Samedi 15 septembre 2012, à l’occasion de la cérémonie en hommage à Éric de Putter, le Défap-Service protestant de mission s’est exprimé par la voix de son président, Jean-Arnold de Clermont. Un article publié par l’hebdomadaire Réforme le 20 septembre 2012.

Éric de Putter © Défap

Réforme : C’est la première fois que le Défap s’exprime publiquement depuis l’assassinat d’Éric de Putter le 8 juillet 2012 à Yaoundé, pourquoi ?

J.-A. de Clermont : Face à un événement aussi grave, nous avons renoncé à prendre la parole de manière publique cet été, car nous devions garder le silence du deuil.

Réforme : Très rapidement, vous vous êtes rendu au Cameroun. Qui avez-vous rencontré ?

J.-A. de Clermont : Avec le secrétaire général de la Cevaa [communauté de 37 Églises protestantes en mission, ndlr], nous avons rencontré les responsables des Églises, consternés. Nous avons également été reçus par la consul de l’ambassade de France, par les responsables de l’enquête et par le ministre de la Justice.

Avec les autres partenaires, nous avons participé au conseil d’administration de l’Université protestante d’Afrique centrale (UPAC). Nous savons que certains diplômes ont été achetés et attribués par favoritisme. C’est ce système de corruption que beaucoup connaissaient et que le doyen n’a pas osé affronter. C’est ce même système qu’Éric de Putter n’a jamais accepté. Les responsables des Églises, en charge de l’UPAC, ont pris les choses en main en remplaçant les dirigeants de l’université, en commandant un audit de fonctionnement et en lançant une réforme des statuts et des partenariats.

Réforme : Que pouvez-vous nous dire sur l’avancée de l’enquête ?

J.-A. de Clermont : Je vous confirme les tensions au sein de l’UPAC et l’arrestation d’un doctorant centrafricain, dont la thèse a été refusée par Éric de Putter, et du doyen de l’UPAC. Mais, pour l’instant, leur implication dans le meurtre n’est pas prouvée. Pour la police judiciaire, il y a bien eu commandite de ce crime de l’intérieur de l’université.

Réforme : Connaissiez-vous la situation d’Éric au Défap ?

J.-A. de Clermont : Nous avons découvert qu’un rapport avait été écrit par des enseignants de la faculté de théologie en 2010 à destination du conseil d’administration de l’université, dénonçant la corruption de manière virulente. Nous ne savons pas pourquoi il a fallu deux ans pour que les partenaires et l’administration réagissent.

Concernant Éric de Putter, évidemment que nous nous sommes posé la question de notre responsabilité. Il nous avait alerté sur les tensions entre lui et le doyen. Mais ni Éric, ni les responsables du Défap ni personne ne pouvaient prévoir cette issue tragique. Le Défap lui avait proposé de rentrer au printemps. Il avait refusé, expliquant qu’il vivait de belles choses malgré tout. Jean-Luc Blanc, responsable des envoyés et de la formation théologique, s’était rendu au Cameroun à cette période pour organiser une médiation. Selon le volontaire, les relations s’étaient apaisées. Mais cet été, le climat de travail s’était détérioré à nouveau et c’est pour cela qu’Éric avait avancé son départ.

Réforme : La corruption au Cameroun est un grave fléau qui touche toute la société. Comment travaillez-vous là-bas ?

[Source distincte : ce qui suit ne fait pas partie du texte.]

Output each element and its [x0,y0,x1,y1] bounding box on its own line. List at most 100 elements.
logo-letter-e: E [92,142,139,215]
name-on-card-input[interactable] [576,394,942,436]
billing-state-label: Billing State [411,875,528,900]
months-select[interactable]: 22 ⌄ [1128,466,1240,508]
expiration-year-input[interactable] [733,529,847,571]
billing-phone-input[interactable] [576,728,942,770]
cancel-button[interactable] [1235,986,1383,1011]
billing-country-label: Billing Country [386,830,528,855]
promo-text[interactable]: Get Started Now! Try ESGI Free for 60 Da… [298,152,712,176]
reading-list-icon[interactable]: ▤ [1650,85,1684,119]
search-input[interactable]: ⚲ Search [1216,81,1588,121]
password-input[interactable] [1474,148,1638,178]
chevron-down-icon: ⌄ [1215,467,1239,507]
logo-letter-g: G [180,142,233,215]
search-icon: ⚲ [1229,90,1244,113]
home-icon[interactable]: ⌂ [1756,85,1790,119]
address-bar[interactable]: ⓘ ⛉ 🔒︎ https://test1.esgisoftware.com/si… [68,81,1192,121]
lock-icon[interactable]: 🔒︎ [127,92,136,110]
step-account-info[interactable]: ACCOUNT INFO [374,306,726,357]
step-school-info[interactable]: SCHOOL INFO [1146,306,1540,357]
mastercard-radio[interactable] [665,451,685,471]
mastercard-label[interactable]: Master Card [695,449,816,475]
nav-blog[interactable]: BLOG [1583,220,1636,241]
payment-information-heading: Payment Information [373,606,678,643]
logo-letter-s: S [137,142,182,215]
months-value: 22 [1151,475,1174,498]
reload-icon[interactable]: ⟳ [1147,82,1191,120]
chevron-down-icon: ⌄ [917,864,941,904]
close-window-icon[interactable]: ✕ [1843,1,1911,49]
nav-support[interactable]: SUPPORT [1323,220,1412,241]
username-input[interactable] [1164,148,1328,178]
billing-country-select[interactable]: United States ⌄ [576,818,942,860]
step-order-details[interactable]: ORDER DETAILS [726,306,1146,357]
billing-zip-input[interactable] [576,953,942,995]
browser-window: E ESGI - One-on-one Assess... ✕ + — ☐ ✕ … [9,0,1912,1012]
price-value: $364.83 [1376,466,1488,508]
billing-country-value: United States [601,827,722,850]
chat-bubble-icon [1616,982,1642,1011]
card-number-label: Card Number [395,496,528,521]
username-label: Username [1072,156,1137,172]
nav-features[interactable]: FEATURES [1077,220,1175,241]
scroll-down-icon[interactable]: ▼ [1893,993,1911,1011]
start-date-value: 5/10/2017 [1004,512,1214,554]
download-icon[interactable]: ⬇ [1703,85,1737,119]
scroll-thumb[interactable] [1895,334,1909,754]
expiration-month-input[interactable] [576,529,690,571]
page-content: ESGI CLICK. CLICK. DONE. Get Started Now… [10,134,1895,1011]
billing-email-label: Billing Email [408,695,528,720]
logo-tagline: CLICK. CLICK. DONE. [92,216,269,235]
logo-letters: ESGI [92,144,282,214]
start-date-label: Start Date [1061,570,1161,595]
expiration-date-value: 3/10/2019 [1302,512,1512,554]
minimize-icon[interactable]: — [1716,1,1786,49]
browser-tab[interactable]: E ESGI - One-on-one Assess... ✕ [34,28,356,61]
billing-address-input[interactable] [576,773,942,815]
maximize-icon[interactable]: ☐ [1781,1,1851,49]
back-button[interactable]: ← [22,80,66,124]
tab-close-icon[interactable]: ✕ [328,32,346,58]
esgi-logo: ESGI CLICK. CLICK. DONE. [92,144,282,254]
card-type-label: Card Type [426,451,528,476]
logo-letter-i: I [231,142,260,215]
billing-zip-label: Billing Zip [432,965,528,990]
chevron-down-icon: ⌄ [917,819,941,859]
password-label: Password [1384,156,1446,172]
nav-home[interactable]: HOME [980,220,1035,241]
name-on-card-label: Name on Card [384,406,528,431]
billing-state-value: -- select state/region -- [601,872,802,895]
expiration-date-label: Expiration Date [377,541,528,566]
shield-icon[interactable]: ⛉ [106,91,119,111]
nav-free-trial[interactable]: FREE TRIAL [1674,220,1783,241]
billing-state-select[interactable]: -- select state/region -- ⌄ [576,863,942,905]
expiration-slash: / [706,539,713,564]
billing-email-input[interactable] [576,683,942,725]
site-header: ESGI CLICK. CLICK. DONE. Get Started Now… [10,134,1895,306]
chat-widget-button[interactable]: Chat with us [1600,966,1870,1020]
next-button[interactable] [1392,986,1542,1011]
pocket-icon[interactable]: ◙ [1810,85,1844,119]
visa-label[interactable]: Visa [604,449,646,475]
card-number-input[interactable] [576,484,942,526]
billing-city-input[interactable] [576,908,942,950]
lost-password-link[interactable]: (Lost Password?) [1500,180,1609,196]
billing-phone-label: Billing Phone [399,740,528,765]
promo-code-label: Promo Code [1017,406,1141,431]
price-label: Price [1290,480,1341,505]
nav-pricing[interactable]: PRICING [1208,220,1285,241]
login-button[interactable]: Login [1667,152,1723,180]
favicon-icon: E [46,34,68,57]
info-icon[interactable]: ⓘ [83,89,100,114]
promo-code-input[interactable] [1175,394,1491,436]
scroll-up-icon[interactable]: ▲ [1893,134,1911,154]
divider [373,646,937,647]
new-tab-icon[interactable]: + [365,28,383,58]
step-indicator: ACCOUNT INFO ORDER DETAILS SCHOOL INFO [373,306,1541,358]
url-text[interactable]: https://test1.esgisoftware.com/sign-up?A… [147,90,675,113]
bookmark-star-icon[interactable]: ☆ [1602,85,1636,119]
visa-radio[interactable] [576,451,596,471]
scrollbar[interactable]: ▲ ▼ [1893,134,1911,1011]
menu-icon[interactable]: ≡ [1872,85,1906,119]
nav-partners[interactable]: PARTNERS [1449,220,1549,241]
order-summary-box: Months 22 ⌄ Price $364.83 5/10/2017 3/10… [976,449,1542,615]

J.-A. de Clermont : Certains envoyés en témoignent. Un volontaire a arrêté son contrat dans le domaine médical car il ne supportait plus de voir les infirmiers vendre les médicaments au lieu de les donner. On sait bien que le pays est corrompu à tous les niveaux. On apprend aussi que les personnes arrêtées font partie de l’opposition. Sans aucun doute, cela doit avoir une influence dans la vie des Églises. Nous y sommes attentifs. Notre travail est essentiellement fondé sur l’échange humain et très peu sur l’aspect financier. Donc nous essayons d’être attentifs aux origines des pasteurs que nous recevons pour ne pas favoriser ou discriminer une Église plutôt qu’une autre.

Réforme : Comment envisagez-vous l’avenir du Défap au Cameroun ?

J.-A. de Clermont : C’est une histoire séculaire entre les Églises des deux pays. Nous n’allons pas à la première difficulté demander le divorce. Il nous faut dialoguer, échanger afin de trouver des solutions pour poursuivre cette relation. Comment mettre en place un partenariat transparent les uns avec les autres qui pourra révéler des dysfonctionnements ? Nous ouvrons la réflexion. La réponse ne nous appartient pas, nous la trouverons tous ensemble. Je vais aller à l’assemblée générale de la Cevaa, qui fêtera ses 40 ans en octobre, pour en parler.